All this “speak your truth” “you are valid” “transwomen are women, transmen are men, non-binary identities are valid” just sounds so familiar, the repetition and rhythm, as others say, just like the mantras used in various religions. So I suppose that those women who attended the same online event as NonnyMouse1337 really did have a fulfilling spiritual experience which left them feeling uplifted or elated even whilst leaving the heretics cold.

And yes I would have thought that “non-binary people are neither men nor women” would seem more obvious but I am guessing non-binaries weren’t involved in the invention of the declaration of faith and people identifying as trans likely came up with it and they are clearly quite into the binary. As an example if you like stereotypical boys toys, clothes and activities you must be a boy, if you like stereotypical girls toys, clothes and activities you must be a girl.

Very much in agreement and well explained. I've had similar experiences in groups to this and it does remind me of the conservative religion I grew up in.
FloralBunting · 11/07/2021 08:56

The quasi religious elements have been noted for some time. I saw a post in a progressive Christian group that exhorted Christians to accept the objective reality of TWAW and non-binary etc. by comparing it to the doctrine of the Trinity.

I do think, as the pushback builds around the legal situation and we hopefully regain collective sanity about material reality on secular organizations and authorities, the religious will still be fertile ground for all this, and the reason is that religions, Christianity being the most obvious, have a habit of taking other religious beliefs and absorbing them. Genderism is a belief that requires no evidence, just a belief that something is so because it is claimed. Or validated, if you will.
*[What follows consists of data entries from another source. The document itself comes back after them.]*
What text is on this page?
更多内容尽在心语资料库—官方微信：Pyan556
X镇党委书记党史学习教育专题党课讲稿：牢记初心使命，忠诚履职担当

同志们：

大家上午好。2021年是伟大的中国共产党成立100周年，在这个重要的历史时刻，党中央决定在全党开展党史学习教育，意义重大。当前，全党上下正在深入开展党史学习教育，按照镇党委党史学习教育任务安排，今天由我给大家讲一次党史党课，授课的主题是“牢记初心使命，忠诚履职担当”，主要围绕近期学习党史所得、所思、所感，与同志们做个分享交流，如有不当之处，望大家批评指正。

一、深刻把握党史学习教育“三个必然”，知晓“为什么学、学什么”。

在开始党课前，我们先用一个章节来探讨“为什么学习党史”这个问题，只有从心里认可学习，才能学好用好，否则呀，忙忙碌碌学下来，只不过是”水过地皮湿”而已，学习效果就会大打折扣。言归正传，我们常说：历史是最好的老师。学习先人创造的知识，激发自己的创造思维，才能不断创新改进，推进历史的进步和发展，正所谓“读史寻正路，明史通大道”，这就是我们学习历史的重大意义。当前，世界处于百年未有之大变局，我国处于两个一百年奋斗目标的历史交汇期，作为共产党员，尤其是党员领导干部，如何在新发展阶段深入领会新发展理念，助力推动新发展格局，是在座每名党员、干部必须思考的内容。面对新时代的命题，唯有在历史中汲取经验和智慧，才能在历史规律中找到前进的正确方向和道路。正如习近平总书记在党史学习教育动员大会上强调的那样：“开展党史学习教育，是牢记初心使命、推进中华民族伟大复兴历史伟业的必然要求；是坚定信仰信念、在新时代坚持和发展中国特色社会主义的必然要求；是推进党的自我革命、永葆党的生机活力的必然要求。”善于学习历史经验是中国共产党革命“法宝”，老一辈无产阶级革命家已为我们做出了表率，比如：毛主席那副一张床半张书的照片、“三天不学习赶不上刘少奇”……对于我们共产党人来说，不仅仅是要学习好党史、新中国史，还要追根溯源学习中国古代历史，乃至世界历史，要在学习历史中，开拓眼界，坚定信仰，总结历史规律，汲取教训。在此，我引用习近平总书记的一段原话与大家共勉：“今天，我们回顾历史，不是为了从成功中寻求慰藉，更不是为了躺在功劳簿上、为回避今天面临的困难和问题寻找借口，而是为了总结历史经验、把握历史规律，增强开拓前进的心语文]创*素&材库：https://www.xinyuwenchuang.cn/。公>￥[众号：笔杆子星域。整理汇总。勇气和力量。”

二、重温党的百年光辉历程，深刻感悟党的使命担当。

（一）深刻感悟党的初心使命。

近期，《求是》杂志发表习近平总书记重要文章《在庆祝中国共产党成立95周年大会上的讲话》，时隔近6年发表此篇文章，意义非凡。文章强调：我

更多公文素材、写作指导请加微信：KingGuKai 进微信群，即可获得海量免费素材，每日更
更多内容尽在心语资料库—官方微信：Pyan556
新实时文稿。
Delphinium20 · 11/07/2021 09:08

Genderism is a belief that requires no evidence, just a belief that something is so because it is claimed. Or validated, if you will

A few times I have responded IRL to religious conversations with, "I respect you and your beliefs, but I don't share them." I probably don't really respect all their beliefs but as an American it's the polite response to someone of a different faithful when you respect them.

The concept of a soul, something a believer is convinced all people have whether they acknowledge it or not, is very similar to gender identity.

FloralBunting · 11/07/2021 09:22

I've always said, even when I was a religious believer, that you respect people, you have no need to respect beliefs. You respect an individual's right to believe they are the opposite sex - you are under no obligation to accord the belief itself any respect whatsoever.

That's the crux of Rowan Atkinson's point about being able to mock religion and belief. Genderism is almost identical to fundamentalist religions. There are creedal statements, there is heresy and shunning and recanting, there are special days of observance, there are hagiographies of 'saints', there is a concerted effort to convert children, there is a special priestly class, there is a concept of 'secret knowledge' similar to gnosticism, it goes on.

Once the GRA is repealed, all of the genderist beliefs will be rightly put under the religion/beliefs protected characteristic. Right now, it's a religion with far too many privileges in a secular state. (And yes, I believe in disestablishment of the CofE too).